The drip, the drizzle, and the deluge of doing nothing
You might suppose that a scandal involving stolen pesos to pave the archipelago in gold leaf would provoke a certain eagerness in the halls of power. You would be wrong. You would be the kind of sentimental fool who still believes a congressman’s promise is worth the damp paper it’s printed on.
In early April, Ombudsman Jesus Crispin Remulla announced that plunder charges would be filed against former Senate President Francis “Chiz” Escudero and former House Speaker Martin Romualdez. “There was a conspiracy,” he said. Splendid. The wheels of justice, long rusted into immobility, gave a single creak.
The charges will be filed in May. Why not April? Why not last year? Because that is not how the game is played. The press conference is the sacrament. The actual filing is an afterthought.
And while the Ombudsman speaks, the pit listens. Have we forgotten Zaldy Co, the former Ako Bicol party list representative, who slipped out like a fish through a torn net? Have we forgotten Charlie “Atong” Ang, who vanished amid a fog of talk about arrest warrants? Now that Remulla has kindly announced his intentions a full month in advance, one might ask: what steps have been taken to prevent Escudero and Romualdez from following them to some pleasant villa in a nonextradition country?

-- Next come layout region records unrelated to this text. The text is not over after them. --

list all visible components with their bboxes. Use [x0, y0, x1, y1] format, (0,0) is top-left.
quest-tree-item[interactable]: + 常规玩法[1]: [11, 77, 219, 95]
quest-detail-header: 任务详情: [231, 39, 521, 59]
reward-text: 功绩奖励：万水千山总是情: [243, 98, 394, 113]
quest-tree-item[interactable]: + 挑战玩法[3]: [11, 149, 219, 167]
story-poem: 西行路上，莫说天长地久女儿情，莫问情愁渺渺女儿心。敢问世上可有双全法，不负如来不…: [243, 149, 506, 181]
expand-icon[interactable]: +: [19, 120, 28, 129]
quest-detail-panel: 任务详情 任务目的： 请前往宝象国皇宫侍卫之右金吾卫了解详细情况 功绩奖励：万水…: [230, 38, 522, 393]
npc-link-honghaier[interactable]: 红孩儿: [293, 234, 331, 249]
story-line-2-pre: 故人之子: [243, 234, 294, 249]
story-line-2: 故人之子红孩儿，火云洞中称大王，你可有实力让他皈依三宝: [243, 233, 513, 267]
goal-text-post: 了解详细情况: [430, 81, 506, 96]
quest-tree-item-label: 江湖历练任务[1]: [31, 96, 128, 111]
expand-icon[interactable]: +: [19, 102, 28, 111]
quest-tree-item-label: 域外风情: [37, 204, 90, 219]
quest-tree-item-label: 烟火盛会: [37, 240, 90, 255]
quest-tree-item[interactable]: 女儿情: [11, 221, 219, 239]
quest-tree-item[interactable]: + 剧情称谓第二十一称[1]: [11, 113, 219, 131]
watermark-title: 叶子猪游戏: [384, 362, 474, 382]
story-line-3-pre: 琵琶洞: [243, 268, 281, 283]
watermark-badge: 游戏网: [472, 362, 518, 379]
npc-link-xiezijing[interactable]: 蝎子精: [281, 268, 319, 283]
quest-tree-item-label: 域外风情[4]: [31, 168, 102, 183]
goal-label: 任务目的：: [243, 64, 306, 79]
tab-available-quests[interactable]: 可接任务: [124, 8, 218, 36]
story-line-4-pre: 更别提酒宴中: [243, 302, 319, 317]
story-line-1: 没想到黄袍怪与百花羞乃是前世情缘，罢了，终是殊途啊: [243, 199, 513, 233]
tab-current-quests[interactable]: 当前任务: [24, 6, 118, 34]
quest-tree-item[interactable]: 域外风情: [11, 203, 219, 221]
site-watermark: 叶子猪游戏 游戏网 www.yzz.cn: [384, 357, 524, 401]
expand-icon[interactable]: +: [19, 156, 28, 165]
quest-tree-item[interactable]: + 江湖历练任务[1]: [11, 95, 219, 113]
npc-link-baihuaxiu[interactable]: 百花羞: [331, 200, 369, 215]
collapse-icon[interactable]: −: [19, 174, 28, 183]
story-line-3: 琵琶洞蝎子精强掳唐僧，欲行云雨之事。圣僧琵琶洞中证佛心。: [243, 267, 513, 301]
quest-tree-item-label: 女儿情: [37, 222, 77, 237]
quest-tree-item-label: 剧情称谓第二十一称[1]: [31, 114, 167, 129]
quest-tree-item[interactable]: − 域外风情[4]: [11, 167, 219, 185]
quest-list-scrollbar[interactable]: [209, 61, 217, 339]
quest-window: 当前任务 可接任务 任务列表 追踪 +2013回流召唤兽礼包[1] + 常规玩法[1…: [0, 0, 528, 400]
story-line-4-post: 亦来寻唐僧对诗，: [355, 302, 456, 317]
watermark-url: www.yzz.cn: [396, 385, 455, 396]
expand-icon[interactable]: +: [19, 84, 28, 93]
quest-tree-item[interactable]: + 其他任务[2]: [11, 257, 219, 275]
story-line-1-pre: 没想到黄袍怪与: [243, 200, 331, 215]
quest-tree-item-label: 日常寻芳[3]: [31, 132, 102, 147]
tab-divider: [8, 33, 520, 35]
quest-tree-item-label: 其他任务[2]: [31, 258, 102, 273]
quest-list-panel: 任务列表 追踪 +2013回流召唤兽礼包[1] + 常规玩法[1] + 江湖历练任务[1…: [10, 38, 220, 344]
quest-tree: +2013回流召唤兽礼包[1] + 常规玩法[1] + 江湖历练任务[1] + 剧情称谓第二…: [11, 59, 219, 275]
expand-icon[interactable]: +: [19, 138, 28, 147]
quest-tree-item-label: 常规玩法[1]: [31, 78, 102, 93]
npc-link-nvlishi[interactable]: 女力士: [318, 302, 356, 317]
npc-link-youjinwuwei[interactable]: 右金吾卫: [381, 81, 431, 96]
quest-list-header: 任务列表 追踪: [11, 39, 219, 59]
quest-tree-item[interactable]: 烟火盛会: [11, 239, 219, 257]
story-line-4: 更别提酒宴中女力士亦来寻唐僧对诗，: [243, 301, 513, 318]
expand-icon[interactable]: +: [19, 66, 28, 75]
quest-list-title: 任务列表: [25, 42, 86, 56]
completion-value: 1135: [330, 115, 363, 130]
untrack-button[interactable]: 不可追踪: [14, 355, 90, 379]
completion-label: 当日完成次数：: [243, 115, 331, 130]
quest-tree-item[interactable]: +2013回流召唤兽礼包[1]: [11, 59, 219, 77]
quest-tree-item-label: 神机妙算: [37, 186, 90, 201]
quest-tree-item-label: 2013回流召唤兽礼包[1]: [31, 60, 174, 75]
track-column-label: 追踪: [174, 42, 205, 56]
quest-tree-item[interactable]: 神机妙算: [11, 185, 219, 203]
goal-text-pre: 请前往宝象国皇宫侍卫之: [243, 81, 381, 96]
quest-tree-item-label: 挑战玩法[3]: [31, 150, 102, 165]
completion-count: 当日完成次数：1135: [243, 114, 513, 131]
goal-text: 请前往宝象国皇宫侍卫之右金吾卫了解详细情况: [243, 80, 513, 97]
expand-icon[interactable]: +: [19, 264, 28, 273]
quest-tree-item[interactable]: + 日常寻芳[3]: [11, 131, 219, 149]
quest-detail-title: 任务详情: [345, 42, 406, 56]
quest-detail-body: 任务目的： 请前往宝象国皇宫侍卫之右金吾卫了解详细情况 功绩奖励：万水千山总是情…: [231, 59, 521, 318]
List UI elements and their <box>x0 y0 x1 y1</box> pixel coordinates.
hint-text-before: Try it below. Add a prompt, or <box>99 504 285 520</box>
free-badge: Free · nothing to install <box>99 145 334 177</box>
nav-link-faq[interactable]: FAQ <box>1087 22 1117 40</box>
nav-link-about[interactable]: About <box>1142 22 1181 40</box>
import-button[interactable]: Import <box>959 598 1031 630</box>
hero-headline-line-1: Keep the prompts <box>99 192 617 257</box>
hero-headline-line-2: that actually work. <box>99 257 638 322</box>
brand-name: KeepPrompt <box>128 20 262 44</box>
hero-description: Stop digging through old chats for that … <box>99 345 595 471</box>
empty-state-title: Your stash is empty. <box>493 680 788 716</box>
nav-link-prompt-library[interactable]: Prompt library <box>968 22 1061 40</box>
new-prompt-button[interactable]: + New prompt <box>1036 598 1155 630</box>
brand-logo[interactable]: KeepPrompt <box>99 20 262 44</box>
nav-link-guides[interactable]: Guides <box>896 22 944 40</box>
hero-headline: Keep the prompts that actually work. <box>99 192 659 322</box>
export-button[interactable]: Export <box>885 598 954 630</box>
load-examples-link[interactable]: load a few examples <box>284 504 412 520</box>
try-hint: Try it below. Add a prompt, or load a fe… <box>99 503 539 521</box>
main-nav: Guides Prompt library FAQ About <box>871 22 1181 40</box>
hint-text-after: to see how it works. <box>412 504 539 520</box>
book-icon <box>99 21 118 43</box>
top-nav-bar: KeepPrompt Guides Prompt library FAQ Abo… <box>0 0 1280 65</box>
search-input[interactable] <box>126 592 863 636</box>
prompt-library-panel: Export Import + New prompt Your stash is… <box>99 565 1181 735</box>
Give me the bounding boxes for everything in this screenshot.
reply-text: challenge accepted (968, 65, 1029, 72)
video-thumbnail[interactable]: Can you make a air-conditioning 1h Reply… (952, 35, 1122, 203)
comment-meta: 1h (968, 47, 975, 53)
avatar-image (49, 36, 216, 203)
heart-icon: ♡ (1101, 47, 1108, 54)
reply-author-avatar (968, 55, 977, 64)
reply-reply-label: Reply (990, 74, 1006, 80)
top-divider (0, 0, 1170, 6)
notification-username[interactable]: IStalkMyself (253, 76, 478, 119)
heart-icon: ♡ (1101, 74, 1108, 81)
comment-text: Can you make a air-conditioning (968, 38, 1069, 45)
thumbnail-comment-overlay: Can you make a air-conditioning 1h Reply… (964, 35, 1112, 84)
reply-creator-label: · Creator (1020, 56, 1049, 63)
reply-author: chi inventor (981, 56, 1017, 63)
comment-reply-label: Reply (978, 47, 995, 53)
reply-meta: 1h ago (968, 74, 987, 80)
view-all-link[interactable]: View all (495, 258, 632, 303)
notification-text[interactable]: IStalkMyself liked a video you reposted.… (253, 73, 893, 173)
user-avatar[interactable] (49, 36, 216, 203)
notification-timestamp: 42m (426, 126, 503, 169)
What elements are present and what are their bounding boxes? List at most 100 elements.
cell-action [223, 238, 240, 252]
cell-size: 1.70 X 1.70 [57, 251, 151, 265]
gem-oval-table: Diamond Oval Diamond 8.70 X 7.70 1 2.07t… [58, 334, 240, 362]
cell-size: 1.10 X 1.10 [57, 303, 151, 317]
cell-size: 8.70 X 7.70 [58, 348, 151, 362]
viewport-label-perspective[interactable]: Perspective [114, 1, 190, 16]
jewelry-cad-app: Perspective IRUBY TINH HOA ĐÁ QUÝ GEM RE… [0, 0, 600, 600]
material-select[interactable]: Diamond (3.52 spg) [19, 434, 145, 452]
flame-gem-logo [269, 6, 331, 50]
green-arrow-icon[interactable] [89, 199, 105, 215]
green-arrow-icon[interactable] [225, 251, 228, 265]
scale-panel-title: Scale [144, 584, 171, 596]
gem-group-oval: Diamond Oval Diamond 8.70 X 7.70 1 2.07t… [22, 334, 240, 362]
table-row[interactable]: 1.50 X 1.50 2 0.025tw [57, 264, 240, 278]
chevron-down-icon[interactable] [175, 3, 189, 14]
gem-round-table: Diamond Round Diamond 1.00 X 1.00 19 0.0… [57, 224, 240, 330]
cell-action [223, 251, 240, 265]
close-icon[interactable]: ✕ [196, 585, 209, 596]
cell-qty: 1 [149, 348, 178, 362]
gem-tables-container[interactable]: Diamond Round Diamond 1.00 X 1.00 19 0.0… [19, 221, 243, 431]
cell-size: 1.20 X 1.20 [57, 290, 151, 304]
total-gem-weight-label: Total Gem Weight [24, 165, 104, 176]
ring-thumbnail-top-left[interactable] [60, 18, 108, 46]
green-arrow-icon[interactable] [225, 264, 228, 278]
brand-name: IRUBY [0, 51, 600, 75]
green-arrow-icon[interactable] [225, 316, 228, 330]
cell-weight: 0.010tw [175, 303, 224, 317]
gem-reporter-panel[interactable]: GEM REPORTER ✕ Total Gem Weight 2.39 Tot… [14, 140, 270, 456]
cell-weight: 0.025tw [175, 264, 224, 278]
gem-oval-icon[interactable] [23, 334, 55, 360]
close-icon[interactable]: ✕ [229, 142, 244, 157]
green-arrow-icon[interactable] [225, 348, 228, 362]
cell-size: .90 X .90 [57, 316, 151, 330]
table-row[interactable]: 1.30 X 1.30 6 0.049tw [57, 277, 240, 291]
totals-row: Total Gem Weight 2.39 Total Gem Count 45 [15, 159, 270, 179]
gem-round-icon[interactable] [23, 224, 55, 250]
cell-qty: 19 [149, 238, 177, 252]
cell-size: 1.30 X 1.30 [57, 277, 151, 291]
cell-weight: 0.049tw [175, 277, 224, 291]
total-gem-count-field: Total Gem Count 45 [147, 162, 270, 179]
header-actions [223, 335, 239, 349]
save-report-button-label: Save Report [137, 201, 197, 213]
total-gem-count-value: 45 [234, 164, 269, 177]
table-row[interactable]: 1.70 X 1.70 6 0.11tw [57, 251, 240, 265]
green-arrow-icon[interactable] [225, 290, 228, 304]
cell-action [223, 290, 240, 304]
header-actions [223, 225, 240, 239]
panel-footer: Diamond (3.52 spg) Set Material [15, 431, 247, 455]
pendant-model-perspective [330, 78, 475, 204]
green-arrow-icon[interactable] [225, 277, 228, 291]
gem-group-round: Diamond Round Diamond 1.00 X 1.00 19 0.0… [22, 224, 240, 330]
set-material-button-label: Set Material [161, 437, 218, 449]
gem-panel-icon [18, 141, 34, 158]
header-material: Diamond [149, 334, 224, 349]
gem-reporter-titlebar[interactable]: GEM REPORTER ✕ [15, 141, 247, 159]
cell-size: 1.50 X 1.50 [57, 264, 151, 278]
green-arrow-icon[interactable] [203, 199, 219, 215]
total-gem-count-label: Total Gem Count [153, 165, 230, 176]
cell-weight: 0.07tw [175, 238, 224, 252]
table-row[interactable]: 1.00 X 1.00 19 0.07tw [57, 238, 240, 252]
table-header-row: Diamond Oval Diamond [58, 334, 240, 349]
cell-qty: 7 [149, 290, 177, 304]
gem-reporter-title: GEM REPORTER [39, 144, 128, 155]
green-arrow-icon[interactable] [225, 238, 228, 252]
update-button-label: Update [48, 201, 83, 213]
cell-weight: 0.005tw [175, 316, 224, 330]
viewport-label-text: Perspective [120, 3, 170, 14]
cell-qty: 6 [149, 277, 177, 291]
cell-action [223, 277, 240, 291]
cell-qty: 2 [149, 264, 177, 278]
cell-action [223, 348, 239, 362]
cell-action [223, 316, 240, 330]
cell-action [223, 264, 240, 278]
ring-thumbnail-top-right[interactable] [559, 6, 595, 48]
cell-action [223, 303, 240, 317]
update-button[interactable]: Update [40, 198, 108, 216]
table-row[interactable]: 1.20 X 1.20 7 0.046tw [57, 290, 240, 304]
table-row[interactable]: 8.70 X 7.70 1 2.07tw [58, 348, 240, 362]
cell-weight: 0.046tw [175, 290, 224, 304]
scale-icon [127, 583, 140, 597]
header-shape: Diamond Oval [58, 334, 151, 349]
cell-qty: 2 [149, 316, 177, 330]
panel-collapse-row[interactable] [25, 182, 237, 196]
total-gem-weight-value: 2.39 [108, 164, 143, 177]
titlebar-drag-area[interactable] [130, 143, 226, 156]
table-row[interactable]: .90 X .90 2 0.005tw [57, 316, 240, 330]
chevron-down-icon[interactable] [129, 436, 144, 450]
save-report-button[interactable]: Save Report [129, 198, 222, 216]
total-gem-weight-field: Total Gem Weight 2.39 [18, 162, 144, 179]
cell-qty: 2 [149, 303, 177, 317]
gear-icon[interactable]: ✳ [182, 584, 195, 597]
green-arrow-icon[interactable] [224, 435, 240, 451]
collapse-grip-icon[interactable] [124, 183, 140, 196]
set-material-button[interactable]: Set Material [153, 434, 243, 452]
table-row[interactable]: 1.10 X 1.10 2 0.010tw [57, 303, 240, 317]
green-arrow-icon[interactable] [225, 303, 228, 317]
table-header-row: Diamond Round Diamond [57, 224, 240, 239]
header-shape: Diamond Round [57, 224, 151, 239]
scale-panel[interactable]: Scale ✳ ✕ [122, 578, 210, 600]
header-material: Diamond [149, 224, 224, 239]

But let us not be too harsh. The prosecutors are drowning. The Independent Commission for Infrastructure dumped 197 mega boxes of documents onto its doorstep. That is not an investigation; it is a moving company’s nightmare.
And what tools has Congress given them? The Ombudsman’s 2026 budget is P6.39 billion, a sum that sounds large until you recall the stolen amount runs to tens of billions. The Sandiganbayan operates on a shoestring. The Commission on Audit (COA) asked for P16.21 billion; the Senate subpanel gave them P15.07 billion. A cut. After a trillion-peso scandal. You cannot invent this satire; you can only report it.
And what of Congress itself? That noble body, whose members have been mentioned in investigations with the frequency of names in a police blotter, has done precisely nothing. Not one law to strengthen the COA. Not one law to fund the Ombudsman. Not one law to reform the budget process that made this whole stinking mess possible.
The independent anticorruption commission begged Congress to create a permanent body. Congress nodded solemnly and returned to approving the 2026 budget, which left the “pork system” entirely intact. The same system. The same invitation to theft.
You see, dear reader, the men and women in Congress are not stupid. They know that if you truly wanted to end corruption, you would fund the investigators and strip the budget of discretionary slush funds. But that would be like asking a thief to lock the door. And so, they do nothing. They issue statements. They “respect the process.” And the flood control money keeps flowing, if not to the same contractors, then to their cousins, their donors, their future campaign contributors.
The Anti-Money Laundering Council has frozen P27.8 billion in assets and filed civil forfeiture cases. That is real money. That is progress. But it is the progress of a man who has stopped the bleeding from a severed artery by applying a single Band-Aid. The cases will take years. The plunder charges, once filed, will face endless motions. By the time a verdict is reached, the accused will be old, dead, or living comfortably in a country with no extradition treaty.
A famous American novelist once wrote that the average American is a prude and a hypocrite. He might have said the same of the average Filipino politician, substituting only the nationality. We hold press conferences. We announce charges. And then we go home, secure in the knowledge that nothing fundamental will change.
Do not hold your breath, gentle reader. The wheels of justice turn slowly here. And the men who could oil them are the very same men who profit from the rust.